Morgan Stanley Q3 Preview: Another Weak Quarter, but Move to Sidelines Ahead of Vaccine/Elections

NATIONAL REPORT—Morgan Stanley & Co. expects relatively weak third-quarter results and tempered commentary, but as a COVID vaccine and elections approach, the company’s strategists see potential for cyclicals to outperform. It still sees group business coming back during a later cycle, with structural headwinds from virtual.

Overall, Q3 U.S. RevPAR beat expectations, but companies are likely to report more in line to slightly below consensus. According to STR data, total U.S. RevPAR fell 48.5% in Q3 vs. Morgan Stanley’s prior forecast of a 53% decline. However, higher-end chain scales (luxury/upper upscale) and urban RevPAR all fell 72%, and these declines do not include closed hotels while the companies’ reports do. Morgan Stanley has cut its company RevPAR forecasts for all of its stocks except Extended Stay America, Inc. The firm is in line (within 2-3%) with consensus RevPAR for the C-Corps, but 6-10% below consensus for its covered REITs.

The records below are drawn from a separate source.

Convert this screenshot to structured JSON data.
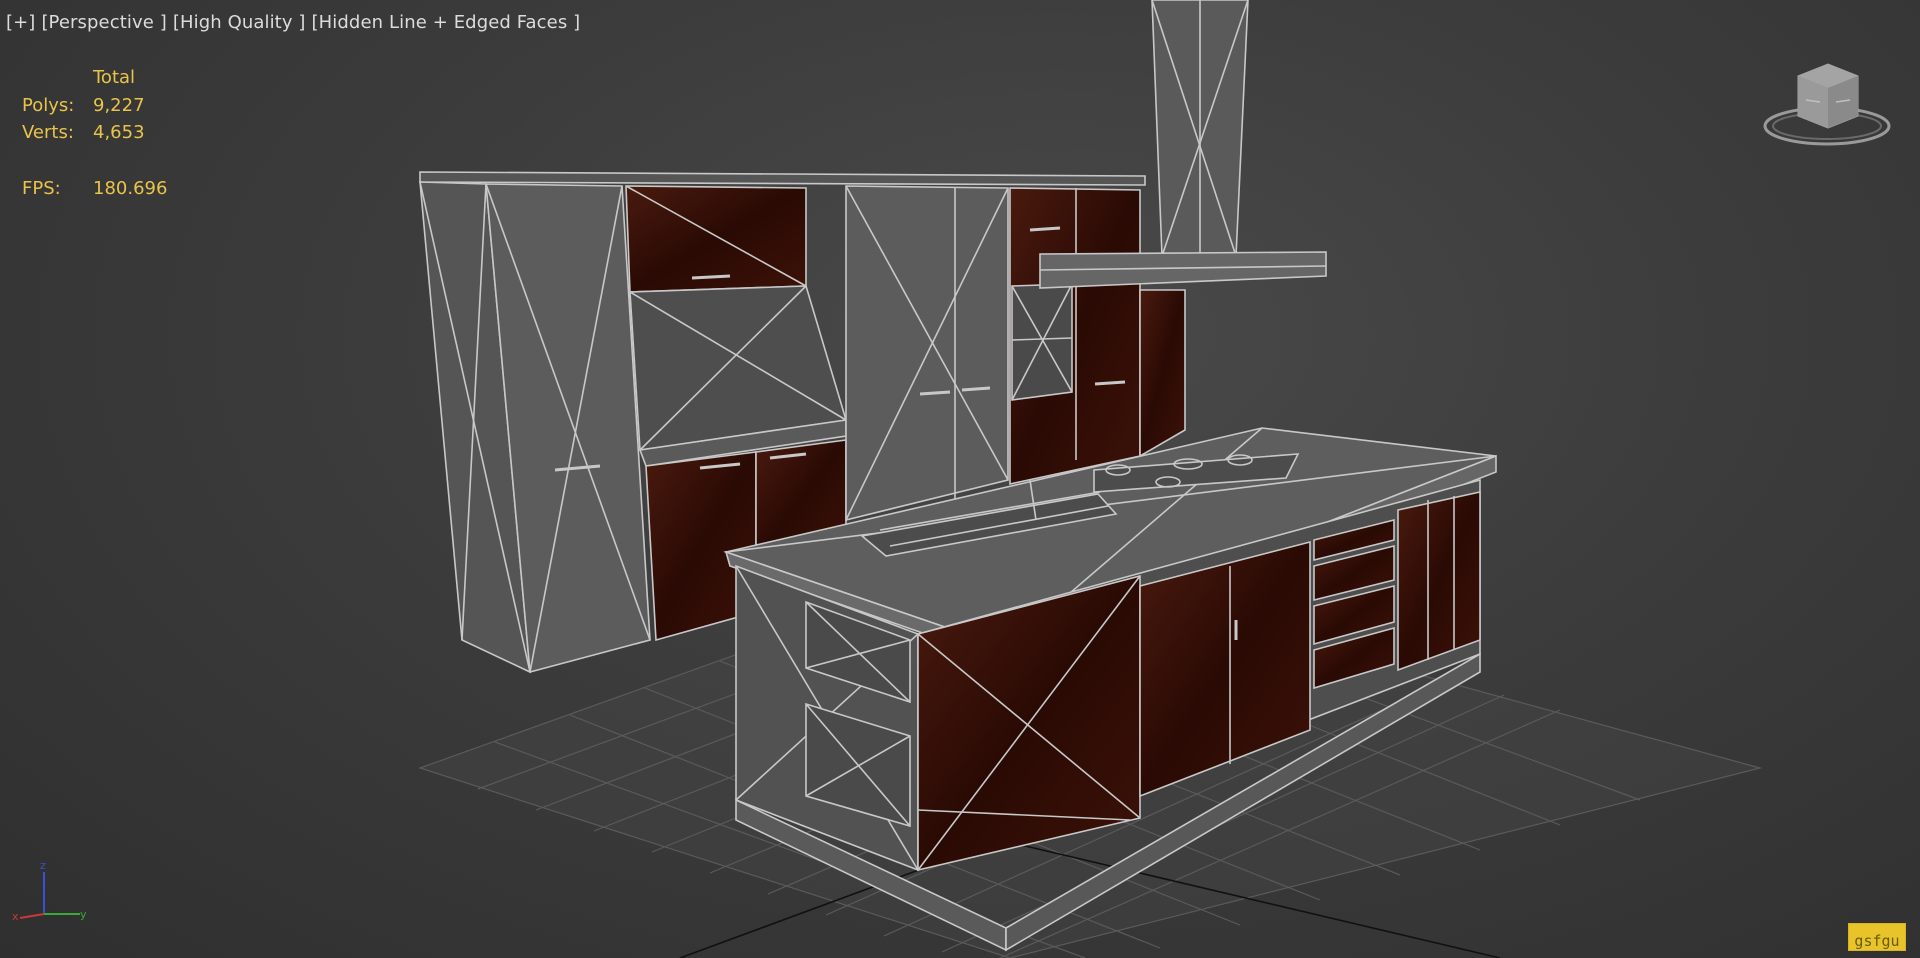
{
  "viewport": {
    "menu": {
      "plus": "[+]",
      "view": "[Perspective ]",
      "quality": "[High Quality ]",
      "shading": "[Hidden Line + Edged Faces ]"
    },
    "stats": {
      "header": "Total",
      "polys_label": "Polys:",
      "polys_value": "9,227",
      "verts_label": "Verts:",
      "verts_value": "4,653",
      "fps_label": "FPS:",
      "fps_value": "180.696"
    },
    "corner_label": "gsfgu",
    "colors": {
      "stats_text": "#e8c44a",
      "wire": "#c8c8c8",
      "wood": "#3a1208",
      "background": "#3c3c3c"
    }
  }
}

Morgan Stanley still forecasts U.S. RevPAR falling 47% in 2020 and not returning to peak (2019) levels until 2026, with the stronger Q3 being offset by a weaker Q4. It now expects 2021 RevPAR to be 25% below 2019 levels vs. 21% prior, but 2022 to be 13% below vs. 17% prior. Its expectation for a slower recovery is supported by recent U.S. RevPAR data, which shows that improving trends have stalled. September RevPAR fell 46% vs. August 47%, compared to the prior four months that had each seeing a 5-10% month-to-month improvement. U.S. RevPAR has now declined 48-52% for the past five weeks, which will likely limit management teams’ bullishness into their forward outlooks. However, the firm raised its 2022 forecast as it feels the exit rate in 2021 will likely be higher following the benefits of a vaccine.

Morgan Stanley expects Q3 earnings before interest, taxes, depreciation and amortization (EBITDA) to fall 83% year-over-year. It expects its covered lodging stocks’ Q3 EBITDA to fall from $2.5 billion to about $400 million, highlighting the pressure on the industry. It is below consensus EBITDA for the more asset-intensive DiamondRock Hospitality Company, Hyatt Hotels Corporation, Host Hotels & Resorts Inc., Sunstone Hotel Investors Inc. and Xenia Hotels & Resorts Inc., and above for the more asset-light Choice Hotels International Inc., Hilton Hotels Corporation, Marriott International Inc. and Extended Stay America Inc. 

The firm expects hotel owners to continue to experience pressure given stalling recovery trends, greater operating leverage and higher corporate and group mix. It believes investors should generally be more in line with its expectations following company disclosures in the quarter and the STR RevPAR results. European Accor and IHG reported weak Q3 results on Oct. 23. A key focus for its C-Corps will be unit growth outlooks, and if anything has changed from prior earnings when the companies suggested growth of about half of pre-COVID levels. Accor on its Q3 earnings guided to 2-3% growth (vs. a pre-COVID target of 5%), while IHG saw Q3 signings halving, and Morgan Stanley expects net unit growth of only 0-1% in full-year 2020 vs. 4% in 2019, but this is partially a function of one large lost contract.